Since then, I’ve examined what I wanted at the beginning of my recovery journey and decided my friend was right. At the time, literally all I wanted from recovery was to stay sober and alive and to ensure that my newborn son (born drug dependent) did not die and DCF would not take him away. I had zero aspirations beyond that. Friends, school, getting my drivers license back, none of that was on my radar.
All I wanted was for my child and myself to be safe and alive.
Noble as that is, staying alive is the most basic of human needs. I had been broken by addiction to a point where that need was my only concern.
I think that because I started out with zero expectations, I indirectly placed limits on myself, my family and my future. Being fearful to dream or hope kept me trapped in my small, world. For me, the absence of aspiration was a safer bet than failure. If I didn’t try, I couldn’t be disappointed in myself. Gratefully, my attitude slowly evolved and now, I am far more confident because thankfully, the longer I stayed in recovery, the bigger my world got. At first, I was at least willing to see that other people could achieve goals and dreams, even if I didn’t think I could do it.
And then I started doing it.
I met a great guy, we had another baby, I got my license back, I went on a vacation…
All of these would have been unattainable with my previous tiny worldview.
Without realizing it, I was growing and achieving a better life than I had ever allowed myself to believe was possible.
Of course, my gratitude for just being alive waned, and at times, I was unhappy with how slowly my life was progressing. There were times that I felt very stuck as a stay-at-home-mom with newborn and special needs toddler, isolated in the New England winter without a car. There were times when I was resentful of my spouse (who was attending college and working two jobs to support all of us)—just because he got to leave the house!!
I had to remind myself how little I had originally wanted out of life and how much wonderfulness I had now. My older son was getting healthier and my younger son was the easiest baby. I had a wonderful spouse. And after a couple of years sober, I was finally really looking to the future.
I searched for jobs, took job training and updated my resume. It took over a year for me to find a job and childcare that worked for us. My progress was slow and frustrating and I was a raving lunatic half the time—but I finally landed an amazing job at a wonderful agency that I love.

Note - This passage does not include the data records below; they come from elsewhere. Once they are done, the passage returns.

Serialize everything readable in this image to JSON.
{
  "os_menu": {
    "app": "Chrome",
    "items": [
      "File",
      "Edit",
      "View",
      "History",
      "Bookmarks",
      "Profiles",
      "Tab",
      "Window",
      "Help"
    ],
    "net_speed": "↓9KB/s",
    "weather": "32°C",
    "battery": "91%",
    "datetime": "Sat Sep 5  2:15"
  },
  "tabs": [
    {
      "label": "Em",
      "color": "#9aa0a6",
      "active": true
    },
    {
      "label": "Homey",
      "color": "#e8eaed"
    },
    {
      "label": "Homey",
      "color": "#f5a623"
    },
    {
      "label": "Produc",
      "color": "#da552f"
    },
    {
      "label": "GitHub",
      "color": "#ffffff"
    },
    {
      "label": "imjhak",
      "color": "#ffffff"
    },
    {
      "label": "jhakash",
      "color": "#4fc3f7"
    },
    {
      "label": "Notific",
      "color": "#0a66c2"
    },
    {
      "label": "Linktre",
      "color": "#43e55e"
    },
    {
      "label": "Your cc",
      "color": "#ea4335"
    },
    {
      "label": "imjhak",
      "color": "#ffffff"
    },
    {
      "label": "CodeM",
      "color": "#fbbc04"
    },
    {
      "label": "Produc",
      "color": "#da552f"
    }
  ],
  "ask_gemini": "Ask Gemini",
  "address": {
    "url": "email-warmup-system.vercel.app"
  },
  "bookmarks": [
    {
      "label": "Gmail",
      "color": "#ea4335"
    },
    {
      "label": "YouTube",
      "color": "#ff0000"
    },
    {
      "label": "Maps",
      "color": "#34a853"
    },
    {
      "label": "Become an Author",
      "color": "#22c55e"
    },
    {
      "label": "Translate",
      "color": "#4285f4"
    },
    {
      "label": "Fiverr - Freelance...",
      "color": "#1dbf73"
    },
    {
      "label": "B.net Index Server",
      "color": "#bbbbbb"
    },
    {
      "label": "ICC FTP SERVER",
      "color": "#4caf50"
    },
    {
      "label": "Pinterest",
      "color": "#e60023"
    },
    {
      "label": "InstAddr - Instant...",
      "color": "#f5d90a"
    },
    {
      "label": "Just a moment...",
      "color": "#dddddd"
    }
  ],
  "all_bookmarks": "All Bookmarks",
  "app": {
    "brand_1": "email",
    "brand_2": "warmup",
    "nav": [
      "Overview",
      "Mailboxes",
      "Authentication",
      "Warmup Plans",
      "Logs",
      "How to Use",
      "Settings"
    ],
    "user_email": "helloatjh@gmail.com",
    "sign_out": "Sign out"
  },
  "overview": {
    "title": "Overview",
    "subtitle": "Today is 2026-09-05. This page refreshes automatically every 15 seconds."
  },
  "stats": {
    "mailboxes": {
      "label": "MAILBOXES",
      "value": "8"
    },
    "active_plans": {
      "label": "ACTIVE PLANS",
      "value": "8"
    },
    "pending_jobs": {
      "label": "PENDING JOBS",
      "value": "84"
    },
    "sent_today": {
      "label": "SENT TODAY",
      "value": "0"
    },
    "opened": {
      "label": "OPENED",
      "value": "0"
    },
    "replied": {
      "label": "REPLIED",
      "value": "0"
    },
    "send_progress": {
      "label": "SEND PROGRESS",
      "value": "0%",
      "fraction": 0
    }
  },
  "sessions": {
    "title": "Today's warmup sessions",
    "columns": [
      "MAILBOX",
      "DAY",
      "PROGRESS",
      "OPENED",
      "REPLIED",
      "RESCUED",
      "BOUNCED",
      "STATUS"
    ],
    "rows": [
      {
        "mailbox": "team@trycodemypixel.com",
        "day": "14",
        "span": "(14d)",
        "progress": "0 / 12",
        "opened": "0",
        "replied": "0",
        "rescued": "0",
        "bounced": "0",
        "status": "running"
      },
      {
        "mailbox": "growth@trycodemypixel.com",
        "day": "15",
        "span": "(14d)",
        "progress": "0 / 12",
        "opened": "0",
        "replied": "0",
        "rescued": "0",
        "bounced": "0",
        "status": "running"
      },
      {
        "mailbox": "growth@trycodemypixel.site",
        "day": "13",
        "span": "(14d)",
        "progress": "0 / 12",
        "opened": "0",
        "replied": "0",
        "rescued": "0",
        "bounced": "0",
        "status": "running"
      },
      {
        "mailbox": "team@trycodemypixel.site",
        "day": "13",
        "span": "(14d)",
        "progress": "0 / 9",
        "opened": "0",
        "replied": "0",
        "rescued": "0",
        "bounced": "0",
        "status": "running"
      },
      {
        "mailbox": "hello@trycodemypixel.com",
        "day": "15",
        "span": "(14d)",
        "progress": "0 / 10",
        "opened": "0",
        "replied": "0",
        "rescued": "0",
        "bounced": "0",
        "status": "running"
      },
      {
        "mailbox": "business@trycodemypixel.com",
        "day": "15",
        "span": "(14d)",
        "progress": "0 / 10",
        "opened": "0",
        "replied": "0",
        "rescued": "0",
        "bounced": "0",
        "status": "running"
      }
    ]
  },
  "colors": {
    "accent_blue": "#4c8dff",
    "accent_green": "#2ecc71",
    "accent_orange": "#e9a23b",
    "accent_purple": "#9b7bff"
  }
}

My kids go to preschool and daycare and I love their teachers. And all of these were things I had previously thought were out of my grasp entirely.
In the early stages of recovery, I believed I had missed the boat on getting an education. Now, I’m so grateful I took the chance— I started college classes two weeks ago.
I know what I want to get my degree in, and I’m taking a one-year certificate program in that field to start. I’m so confident, I’ve already signed up for fall courses…and I got 100 on my first assignment.
Thank goodness I am doing so much more than my original need to just stay alive. I was truly selling myself incredibly short. Now, I have such a different attitude than I did then…and I’m beginning to believe that the sky’s the limit!!!